What can orchestras learn from opera companies?

by Barbara Jepson

Janelle's reference to the American Symphony Orchestra League's 1992 Wolf Report, and its possible relevance
to orchestra managements today, reminds me of some interesting findings that came out of a survey done for
Opera America in 2003. (Locating it is a little, um, shall we say, circuitous. Go to www.operaamerica.org, then click on "Companies," then "Marketing and Public Relations Resources," then "Deepening Opera Attendance"--the 2003 study. )

In a section called Research Findings Challenge Conventional Opera Wisdom, the following points struck me as particularly intriguing and possibly germane to orchestras and chamber ensembles as well:

1. There is no ladder!

The research did not support a long-standing belief in the industry of an upward, linear progression from
ticket buyer to subscriber to donor (then to higher-level donor) that underlies the marketing strategies of many
opera companies.....

2. The seat is the benefit (The second and third points listed here are numbered differently in the report.)

Preferred seating was seen as the primary benefit of subscribing or donating by 70% of all interviewees and
90% of subscribers......

3. Major donors do not appear to reflect the thinking or priorities of most of the audience.

The current approach to Board membership may be a barrier to deepening opera attendance and personal
involvement with opera companies.

By focusing primarily on major donors, companies may be leaving significant dollars on the table.......

What are the implications of There hasn't been much about opera on our blog so far. And in light of our "best of times, worst of times" issue, It's intriguing to me that, according to Opera America, the opera audience in the U.S. grew 35% between 1982 and
1992, and an additional 8.2% between 1992 and 2002. The growth has obviously slowed since 1992, and we all know of individual situations where there's been a major drop-off, most notably, at the Metropolitan Opera.

But contrast this to the symphony orchestra world. On the ASOL web site, under Quick Orchestral Facts for the
2002-03 season, it reports that total attendance at all orchestra concerts declined slightly in the 2002-03 season,
though it was still higher than a decade ago. (When they broke out classical concerts only, attendance had grown
by about half a percent.) We all know of individual situations in more than one major city where attendance is
easily down 10 percent or more.

What are the implications of these findings for orchetras? We haven't had much discussion of opera so far--is this the best or worst of times for opera? It seems like it's better overall than for symphony orchestras. Why might
that be? Do the visual and theatrical elements of opera make it more appealing to people? I've hated most of the visuals I've seen at symphony orchestra concerts, although I recall a wonderful recital by cellist Maya Beiser at Zankel Hall that went far beyond the usual slide accompaniments that attempt, in often silly or superficial ways, to mirror the music. Whoever did the visuals for her--it was an artist or designer of some sort--was really imaginative.
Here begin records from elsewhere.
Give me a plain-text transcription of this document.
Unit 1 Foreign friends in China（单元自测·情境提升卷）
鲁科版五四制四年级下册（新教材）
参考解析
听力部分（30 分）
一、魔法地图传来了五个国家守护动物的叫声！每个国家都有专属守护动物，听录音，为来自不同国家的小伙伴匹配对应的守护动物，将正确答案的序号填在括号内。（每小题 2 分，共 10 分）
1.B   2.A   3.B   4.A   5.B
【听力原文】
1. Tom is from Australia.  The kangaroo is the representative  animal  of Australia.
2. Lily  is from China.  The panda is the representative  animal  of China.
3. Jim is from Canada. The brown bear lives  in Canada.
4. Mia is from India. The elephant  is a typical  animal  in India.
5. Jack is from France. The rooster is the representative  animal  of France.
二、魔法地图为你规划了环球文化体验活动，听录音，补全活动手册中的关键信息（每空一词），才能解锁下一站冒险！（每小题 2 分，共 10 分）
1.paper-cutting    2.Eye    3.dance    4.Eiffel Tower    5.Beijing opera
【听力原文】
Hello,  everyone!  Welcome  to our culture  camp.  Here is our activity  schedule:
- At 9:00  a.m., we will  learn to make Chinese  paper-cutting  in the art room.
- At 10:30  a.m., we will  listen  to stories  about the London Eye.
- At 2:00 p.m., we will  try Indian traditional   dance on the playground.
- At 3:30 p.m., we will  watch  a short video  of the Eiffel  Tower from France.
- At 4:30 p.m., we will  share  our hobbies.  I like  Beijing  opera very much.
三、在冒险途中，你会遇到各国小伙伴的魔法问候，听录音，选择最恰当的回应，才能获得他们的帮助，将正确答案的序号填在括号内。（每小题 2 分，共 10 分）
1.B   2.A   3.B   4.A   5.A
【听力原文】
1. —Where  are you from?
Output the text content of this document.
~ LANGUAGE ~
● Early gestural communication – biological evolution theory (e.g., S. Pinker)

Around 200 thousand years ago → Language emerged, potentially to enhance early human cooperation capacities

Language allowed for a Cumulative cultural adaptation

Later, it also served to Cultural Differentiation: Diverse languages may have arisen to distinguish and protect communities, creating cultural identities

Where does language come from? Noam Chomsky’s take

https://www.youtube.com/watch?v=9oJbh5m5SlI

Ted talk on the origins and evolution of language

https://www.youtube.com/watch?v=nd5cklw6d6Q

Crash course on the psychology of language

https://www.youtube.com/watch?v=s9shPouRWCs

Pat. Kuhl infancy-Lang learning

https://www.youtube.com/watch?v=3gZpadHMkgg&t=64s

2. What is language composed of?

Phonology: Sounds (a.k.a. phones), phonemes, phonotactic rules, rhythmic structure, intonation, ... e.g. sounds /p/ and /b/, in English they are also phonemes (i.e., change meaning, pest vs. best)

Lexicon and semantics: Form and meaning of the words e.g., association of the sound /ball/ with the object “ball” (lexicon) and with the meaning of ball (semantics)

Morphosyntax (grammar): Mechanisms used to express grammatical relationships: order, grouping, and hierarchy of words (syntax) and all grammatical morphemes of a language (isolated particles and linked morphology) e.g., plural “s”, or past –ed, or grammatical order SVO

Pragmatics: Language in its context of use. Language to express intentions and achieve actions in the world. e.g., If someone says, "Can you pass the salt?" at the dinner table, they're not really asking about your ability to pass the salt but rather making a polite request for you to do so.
Posted by bjepson at July 26, 2006 09:57 AM


The Maya Beiser concert is an interesting example. She was a member of the Bang on a Can All-stars. That group has always had a knack for marketing and savvy visuals. It belongs to a new trend of hipster crowds of primarily young string quartets and new music ensembles. Without the institutional baggage, it's easy to hire whoever you want to work with for designs and stuff- the latest post-punk graffiti artist or whatever.

At a place like the MET or the Phil, they want established names that are often more conservative or conventional. However, with Peter Gelb coming in it might get better. Certainly Taymor's production of the Magic Flute was (supposedly) quite visually appealing. Unfortunately, for the poor student that I am, I never had the chance to go see it.